O governo, o Costa, a histriónica ministra da Saúde, a moça de recados Directora Geral de Saúde e o mono Secretário de Estado da Saúde, até parecem gostar muito dos portugueses e dizem fazer muito por eles: querem estado de calamidade pública em vez estado de emergência, e se este foi imposto foi para fazer a vontade ao Marcelo, é o que dizem, e agora esperam receber ainda esta semana sete milhões e novecentas mil máscaras cirúrgicas e quatro milhões de máscaras com filtro, depois de terem andado semanas a fio a dizer aos estúpidos dos portugueses que o uso da máscara era contraproducente porque dava uma falsa sensação de segurança. Claro que esta será compra feita pelo governo no estrangeiro e por ajuste directo através de empresas privadas, que agora poderão embolsar muitos milhões de euros de lucro, em vez de se incentivar a indústria nacional ou aproveitar, reconvertendo-as caso necessário, as Oficinas Gerais de Fardamento e Equipamento (OGFE/Casão Militar) das Forças Armadas. Será para perguntar de quanto será ou já foi a comissão ou a propina de tão chorudo negócio que poderá ultrapassar os 300 milhões de euros? A par das negociatas não houve dinheiro, ou terá um sido “erro informático” bastante oportuno, é a ironia das aplicações se enganarem em certas ocasiões e sempre para os mesmos, para pagar os fracos, para não dizer miseráveis, aumentos e respectivos retroactivos a partir de Janeiro, para os trabalhadores da Saúde; que serão pagos, vamos lá ver, para o mês que vem. O que bem atesta da consideração que o Governo, e em particular as figuras atrás descritas, tem por estes trabalhadores que se encontram na linha da frente no combate à Covid-19. Muitas vezes, um acto vale por mil palavras. Tudo leva a crer que para o ano, como já disséramos anteriormente, não haverá aumentos para os trabalhadores da Função Pública.

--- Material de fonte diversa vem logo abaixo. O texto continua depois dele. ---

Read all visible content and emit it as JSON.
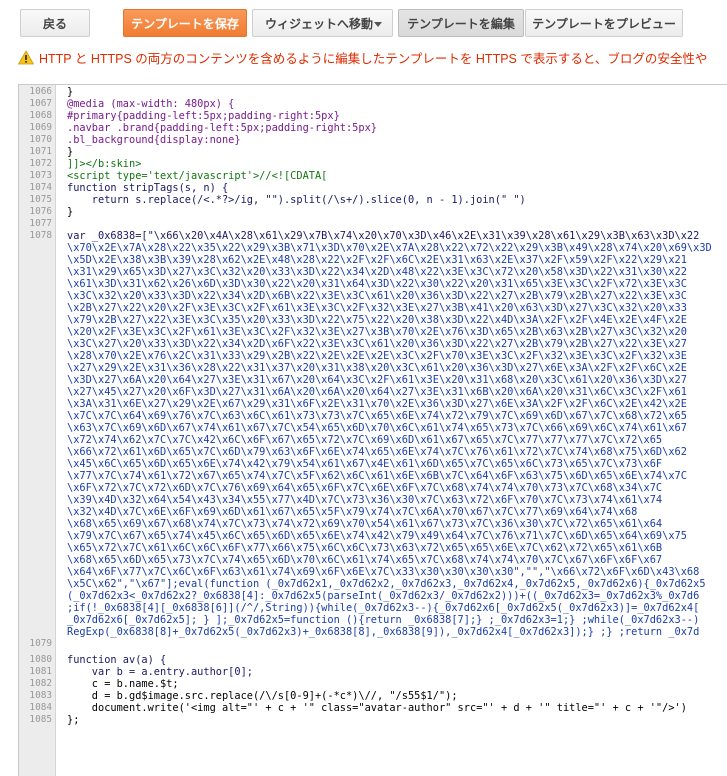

A crise económica e capitalista agravada e posta a nu pela pandemia, mas não provocada por ela, demonstra-nos que um povo, um país, só podem fazer face de forma cabal, e sem prejuízo para o povo que luta e sofre, se tiver soberania económica, monetária e financeira, com controlo de capitais, com um sistema de crédito público ao serviço do progresso social do povo e não da especulação financeira e da fraude. Não será possível no quadro de uma capitalismo nacional e proteccionista, como muitos social-democratas da nossa praça defendem, alguns dos quais acoutados no BE e no PCP, mas num quadro de economia socialista, a única via sem alternativa para acabar de uma vez por todas com a escravatura assalariada. O pavor das elites e dos seus agentes na governação é mais que notório, estão assustados, não sabem o que fazer ao certo para conter a revolta do povo, que está latente mas pronta a irromper a qualquer momento. Estados de emergência ou de estados de calamidade pública são artimanhas temporárias, condenadas ao fracasso, pela simples razão de que a primeira metade deste século será o tempo do Comunismo. Enquanto a burguesia vai esgotando os meios para iludir a crise e enganar o povo, a velha toupeira é incessante no seu trabalho.